Friend and I were having one of those what-if thought experiment conversations about Tesla recharging. We wondered how high/steep/long an imaginary incline would have to be in order to fully recharge a Tesla. I guess a part of this would be to determine how steep a hill has to be in order to effectively regeneratively charge continuously. Anyone have any ideas how best to come up with an approximate answer? Obviously this question is just for fun and not intended to be anything other than a thought experiment.

Let's assume 85 kWh battery pack 70% efficiency in the regen process Car weighs 4,960 pounds (2,250 kg) 85 kWh / 70% = 121.4 kWh energy required = 437,000,000 Joules Potential Energy of an object is mgh (mass * gravity* height), solve for h, you get h equals PE / ( mass * gravity). 437000000J / (5000 kg * 9.8 m/sec2) = 437,000,000/49,000 = 8,918m = 29,258 feet high So, you'd have to start at the summit of Mt Everest and coast all the way down to sea level to fully charge a Model S battery.

I think you need to factor the real world regen, it puts 30kW into the pack at full regen, correct? you have to be doing approx 60 mph? If you assume full regen, you need a hill steep enough to keep that 30kW pegged for a duration at 60 mph, which should give you length... And, what if the dash is showing power generated, not power going into the pack?
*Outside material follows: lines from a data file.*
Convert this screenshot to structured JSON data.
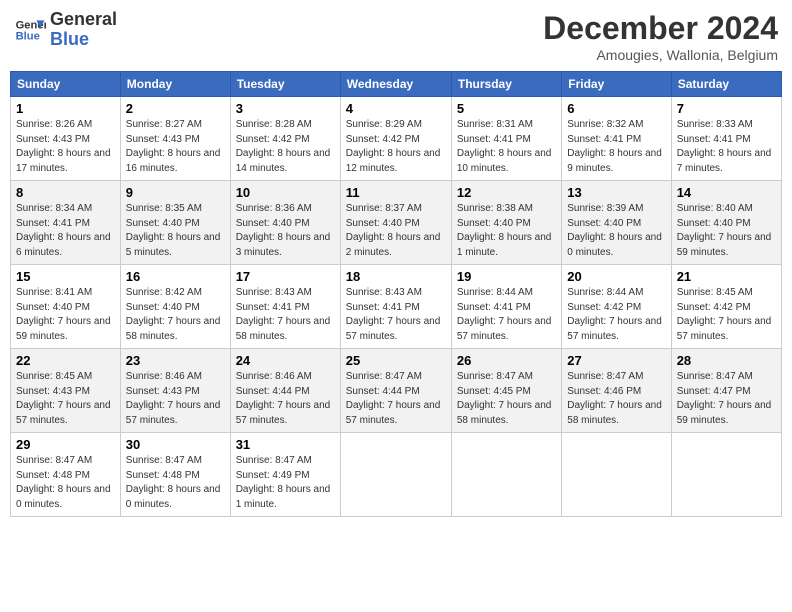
{
  "header": {
    "logo_line1": "General",
    "logo_line2": "Blue",
    "title": "December 2024",
    "subtitle": "Amougies, Wallonia, Belgium"
  },
  "weekdays": [
    "Sunday",
    "Monday",
    "Tuesday",
    "Wednesday",
    "Thursday",
    "Friday",
    "Saturday"
  ],
  "weeks": [
    [
      {
        "day": "1",
        "sunrise": "8:26 AM",
        "sunset": "4:43 PM",
        "daylight": "8 hours and 17 minutes."
      },
      {
        "day": "2",
        "sunrise": "8:27 AM",
        "sunset": "4:43 PM",
        "daylight": "8 hours and 16 minutes."
      },
      {
        "day": "3",
        "sunrise": "8:28 AM",
        "sunset": "4:42 PM",
        "daylight": "8 hours and 14 minutes."
      },
      {
        "day": "4",
        "sunrise": "8:29 AM",
        "sunset": "4:42 PM",
        "daylight": "8 hours and 12 minutes."
      },
      {
        "day": "5",
        "sunrise": "8:31 AM",
        "sunset": "4:41 PM",
        "daylight": "8 hours and 10 minutes."
      },
      {
        "day": "6",
        "sunrise": "8:32 AM",
        "sunset": "4:41 PM",
        "daylight": "8 hours and 9 minutes."
      },
      {
        "day": "7",
        "sunrise": "8:33 AM",
        "sunset": "4:41 PM",
        "daylight": "8 hours and 7 minutes."
      }
    ],
    [
      {
        "day": "8",
        "sunrise": "8:34 AM",
        "sunset": "4:41 PM",
        "daylight": "8 hours and 6 minutes."
      },
      {
        "day": "9",
        "sunrise": "8:35 AM",
        "sunset": "4:40 PM",
        "daylight": "8 hours and 5 minutes."
      },
      {
        "day": "10",
        "sunrise": "8:36 AM",
        "sunset": "4:40 PM",
        "daylight": "8 hours and 3 minutes."
      },
      {
        "day": "11",
        "sunrise": "8:37 AM",
        "sunset": "4:40 PM",
        "daylight": "8 hours and 2 minutes."
      },
      {
        "day": "12",
        "sunrise": "8:38 AM",
        "sunset": "4:40 PM",
        "daylight": "8 hours and 1 minute."
      },
      {
        "day": "13",
        "sunrise": "8:39 AM",
        "sunset": "4:40 PM",
        "daylight": "8 hours and 0 minutes."
      },
      {
        "day": "14",
        "sunrise": "8:40 AM",
        "sunset": "4:40 PM",
        "daylight": "7 hours and 59 minutes."
      }
    ],
    [
      {
        "day": "15",
        "sunrise": "8:41 AM",
        "sunset": "4:40 PM",
        "daylight": "7 hours and 59 minutes."
      },
      {
        "day": "16",
        "sunrise": "8:42 AM",
        "sunset": "4:40 PM",
        "daylight": "7 hours and 58 minutes."
      },
      {
        "day": "17",
        "sunrise": "8:43 AM",
        "sunset": "4:41 PM",
        "daylight": "7 hours and 58 minutes."
      },
      {
        "day": "18",
        "sunrise": "8:43 AM",
        "sunset": "4:41 PM",
        "daylight": "7 hours and 57 minutes."
      },
      {
        "day": "19",
        "sunrise": "8:44 AM",
        "sunset": "4:41 PM",
        "daylight": "7 hours and 57 minutes."
      },
      {
        "day": "20",
        "sunrise": "8:44 AM",
        "sunset": "4:42 PM",
        "daylight": "7 hours and 57 minutes."
      },
      {
        "day": "21",
        "sunrise": "8:45 AM",
        "sunset": "4:42 PM",
        "daylight": "7 hours and 57 minutes."
      }
    ],
    [
      {
        "day": "22",
        "sunrise": "8:45 AM",
        "sunset": "4:43 PM",
        "daylight": "7 hours and 57 minutes."
      },
      {
        "day": "23",
        "sunrise": "8:46 AM",
        "sunset": "4:43 PM",
        "daylight": "7 hours and 57 minutes."
      },
      {
        "day": "24",
        "sunrise": "8:46 AM",
        "sunset": "4:44 PM",
        "daylight": "7 hours and 57 minutes."
      },
      {
        "day": "25",
        "sunrise": "8:47 AM",
        "sunset": "4:44 PM",
        "daylight": "7 hours and 57 minutes."
      },
      {
        "day": "26",
        "sunrise": "8:47 AM",
        "sunset": "4:45 PM",
        "daylight": "7 hours and 58 minutes."
      },
      {
        "day": "27",
        "sunrise": "8:47 AM",
        "sunset": "4:46 PM",
        "daylight": "7 hours and 58 minutes."
      },
      {
        "day": "28",
        "sunrise": "8:47 AM",
        "sunset": "4:47 PM",
        "daylight": "7 hours and 59 minutes."
      }
    ],
    [
      {
        "day": "29",
        "sunrise": "8:47 AM",
        "sunset": "4:48 PM",
        "daylight": "8 hours and 0 minutes."
      },
      {
        "day": "30",
        "sunrise": "8:47 AM",
        "sunset": "4:48 PM",
        "daylight": "8 hours and 0 minutes."
      },
      {
        "day": "31",
        "sunrise": "8:47 AM",
        "sunset": "4:49 PM",
        "daylight": "8 hours and 1 minute."
      },
      null,
      null,
      null,
      null
    ]
  ],
  "labels": {
    "sunrise": "Sunrise:",
    "sunset": "Sunset:",
    "daylight": "Daylight:"
  }
}
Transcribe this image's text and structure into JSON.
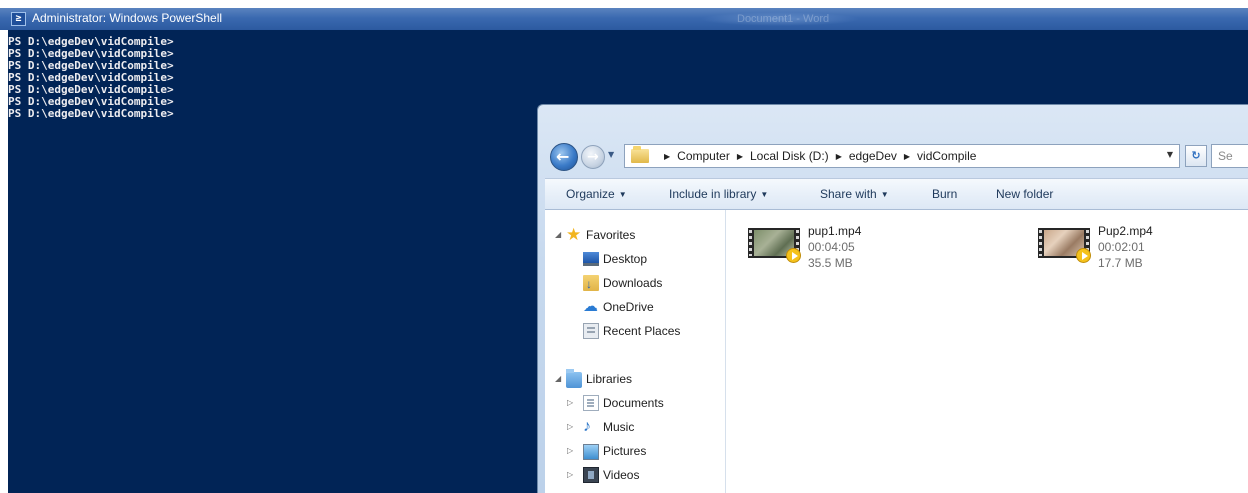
{
  "powershell": {
    "title": "Administrator: Windows PowerShell",
    "icon": "powershell-icon",
    "background_title_text": "Document1 - Word",
    "console_lines": [
      "PS D:\\edgeDev\\vidCompile>",
      "PS D:\\edgeDev\\vidCompile>",
      "PS D:\\edgeDev\\vidCompile>",
      "PS D:\\edgeDev\\vidCompile>",
      "PS D:\\edgeDev\\vidCompile>",
      "PS D:\\edgeDev\\vidCompile>",
      "PS D:\\edgeDev\\vidCompile>"
    ],
    "colors": {
      "console_bg": "#012456",
      "console_text": "#eeedf0"
    }
  },
  "explorer": {
    "address_bar": {
      "breadcrumbs": [
        "Computer",
        "Local Disk (D:)",
        "edgeDev",
        "vidCompile"
      ]
    },
    "search_placeholder": "Se",
    "command_bar": {
      "organize": "Organize",
      "include_in_library": "Include in library",
      "share_with": "Share with",
      "burn": "Burn",
      "new_folder": "New folder"
    },
    "nav_pane": {
      "favorites": {
        "label": "Favorites",
        "items": [
          "Desktop",
          "Downloads",
          "OneDrive",
          "Recent Places"
        ]
      },
      "libraries": {
        "label": "Libraries",
        "items": [
          "Documents",
          "Music",
          "Pictures",
          "Videos"
        ]
      }
    },
    "files": [
      {
        "name": "pup1.mp4",
        "duration": "00:04:05",
        "size": "35.5 MB"
      },
      {
        "name": "Pup2.mp4",
        "duration": "00:02:01",
        "size": "17.7 MB"
      }
    ]
  }
}
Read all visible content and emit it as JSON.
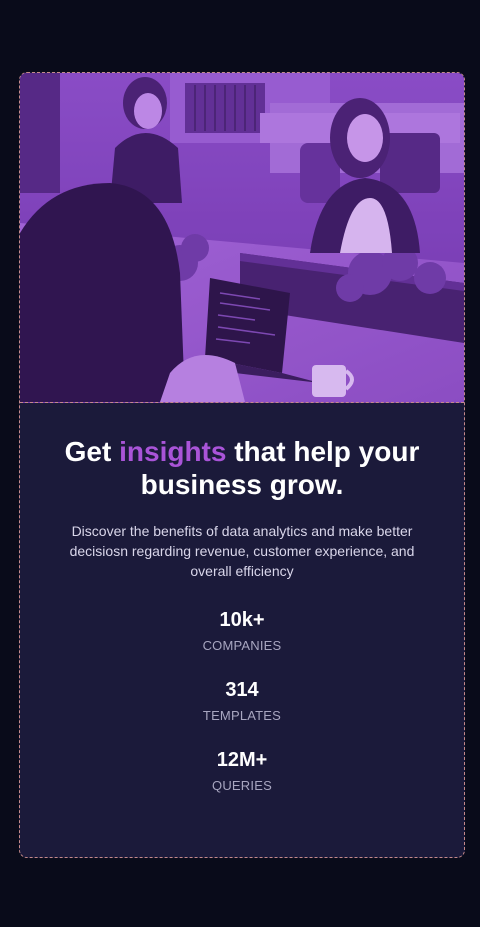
{
  "hero": {
    "image_alt": "Women working on laptops in an office",
    "tint_color": "#8a45c8"
  },
  "headline": {
    "part1": "Get ",
    "accent": "insights",
    "part2": " that help your business grow."
  },
  "description": "Discover the benefits of data analytics and make better decisiosn regarding revenue, customer experience, and overall efficiency",
  "stats": [
    {
      "value": "10k+",
      "label": "COMPANIES"
    },
    {
      "value": "314",
      "label": "TEMPLATES"
    },
    {
      "value": "12M+",
      "label": "QUERIES"
    }
  ],
  "colors": {
    "background": "#090b1a",
    "card": "#1b1a3a",
    "accent": "#a954d8",
    "border": "#c58a8a"
  }
}
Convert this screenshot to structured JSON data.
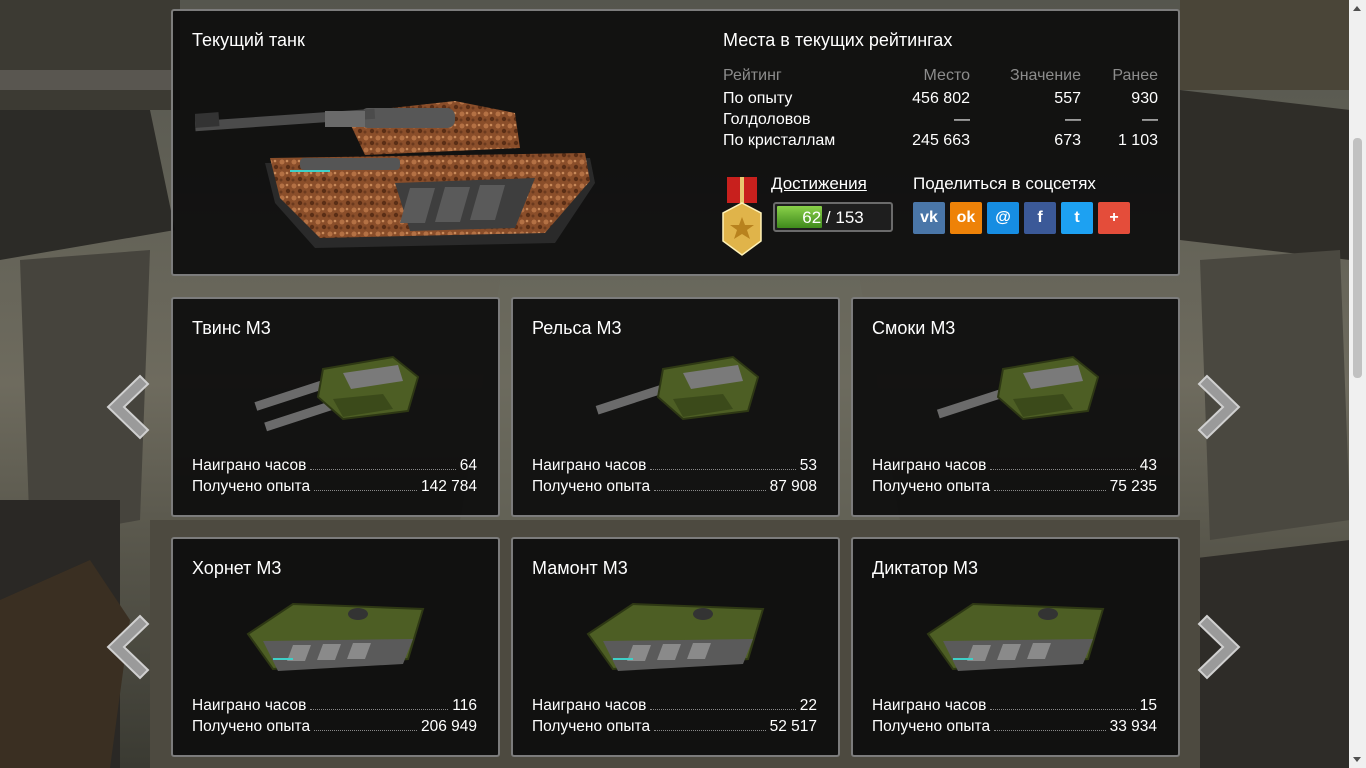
{
  "current_tank": {
    "title": "Текущий танк"
  },
  "ratings": {
    "title": "Места в текущих рейтингах",
    "headers": [
      "Рейтинг",
      "Место",
      "Значение",
      "Ранее"
    ],
    "rows": [
      [
        "По опыту",
        "456 802",
        "557",
        "930"
      ],
      [
        "Голдоловов",
        "—",
        "—",
        "—"
      ],
      [
        "По кристаллам",
        "245 663",
        "673",
        "1 103"
      ]
    ]
  },
  "achievements": {
    "link_label": "Достижения",
    "earned": "62",
    "separator": "/",
    "total": "153",
    "progress_fraction": 0.405
  },
  "share": {
    "title": "Поделиться в соцсетях",
    "networks": [
      {
        "icon": "vk-icon",
        "glyph": "vk",
        "color": "#4a76a8"
      },
      {
        "icon": "odnoklassniki-icon",
        "glyph": "ok",
        "color": "#ee8208"
      },
      {
        "icon": "mail-icon",
        "glyph": "@",
        "color": "#168de2"
      },
      {
        "icon": "facebook-icon",
        "glyph": "f",
        "color": "#3b5998"
      },
      {
        "icon": "twitter-icon",
        "glyph": "t",
        "color": "#1da1f2"
      },
      {
        "icon": "more-share-icon",
        "glyph": "+",
        "color": "#e44d3a"
      }
    ]
  },
  "stat_labels": {
    "hours": "Наиграно часов",
    "xp": "Получено опыта"
  },
  "cards": [
    {
      "name": "Твинс M3",
      "kind": "turret",
      "hours": "64",
      "xp": "142 784"
    },
    {
      "name": "Рельса M3",
      "kind": "turret",
      "hours": "53",
      "xp": "87 908"
    },
    {
      "name": "Смоки M3",
      "kind": "turret",
      "hours": "43",
      "xp": "75 235"
    },
    {
      "name": "Хорнет M3",
      "kind": "hull",
      "hours": "116",
      "xp": "206 949"
    },
    {
      "name": "Мамонт M3",
      "kind": "hull",
      "hours": "22",
      "xp": "52 517"
    },
    {
      "name": "Диктатор M3",
      "kind": "hull",
      "hours": "15",
      "xp": "33 934"
    }
  ],
  "colors": {
    "panel_border": "#7c7c7c",
    "progress_green": "#6cba34",
    "camo_green": "#4d5e24",
    "tank_copper": "#8a4e2a"
  }
}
Like.. charging at 10kW, doesn't mean 10kW is being added to the battery... more like 80%?

Doh! Only excuse was I was typing that on the iPad, so shuffling back and forth between Tapatalk and google.com to run calculations. Also, looks like the average mass for the Model S is closer to 2,100 kg. While the P90D is close to this mass, the other models are lower. I was just trying to get close without doing a lot of research. Running the calculation again yields: 437,000,000 Joules / (2250 kg * 9.8 m/sec2) = 19,818 m = 65,000 feet of altitude If you went by the rule of thumb proposed at Mountain driving - some numbers | Tesla Motors of regaining 5 miles of rated range per thousand foot descent, that would yield a descent down from a 48,000' tall mountain (240 miles / 5 miles/1000'descent). Both those methods of calculating the hill hight are relatively close to each other (same order of magnitude), especially since I'm just guessing at what the efficiency is for regen converting potential energy into battery energy. Since my proposed calculation comes up requiring more altitude, the conversion losses due to regen are likely less than 30%. No matter what, it doesn't seem like there's a mountain you could come down on Earth that would fully recharge the Model S battery from regen. You'd need to drain all the water from the ocean and then descend from the top of Mt Everest (29,000') to the bottom of the Mariana Trench (36,000' depth) to get the altitude drop required to fully charge the Model S 80 kWh battery. While these two points aren't close enough to make such a descent feasible, it's a fun way to visualize the amount of energy in the battery.

A physics or math person could probably shred these calculations, but here's my real world experience. Last summer descended the Mt. Washington Auto Road. Elevation change from 6,145 ft to 1,527 ft., a drop of 4,618 ft. The average gradient is 11.6% over 7.6 miles. On the descent I gained back 24 miles of range, used no brake pedal (makes those switchback turns interesting!). So if my rated range is 265 miles, I would be looking at driving down a 51,000 foot hill, with an 84 mile long road, to fully recharge my Model S.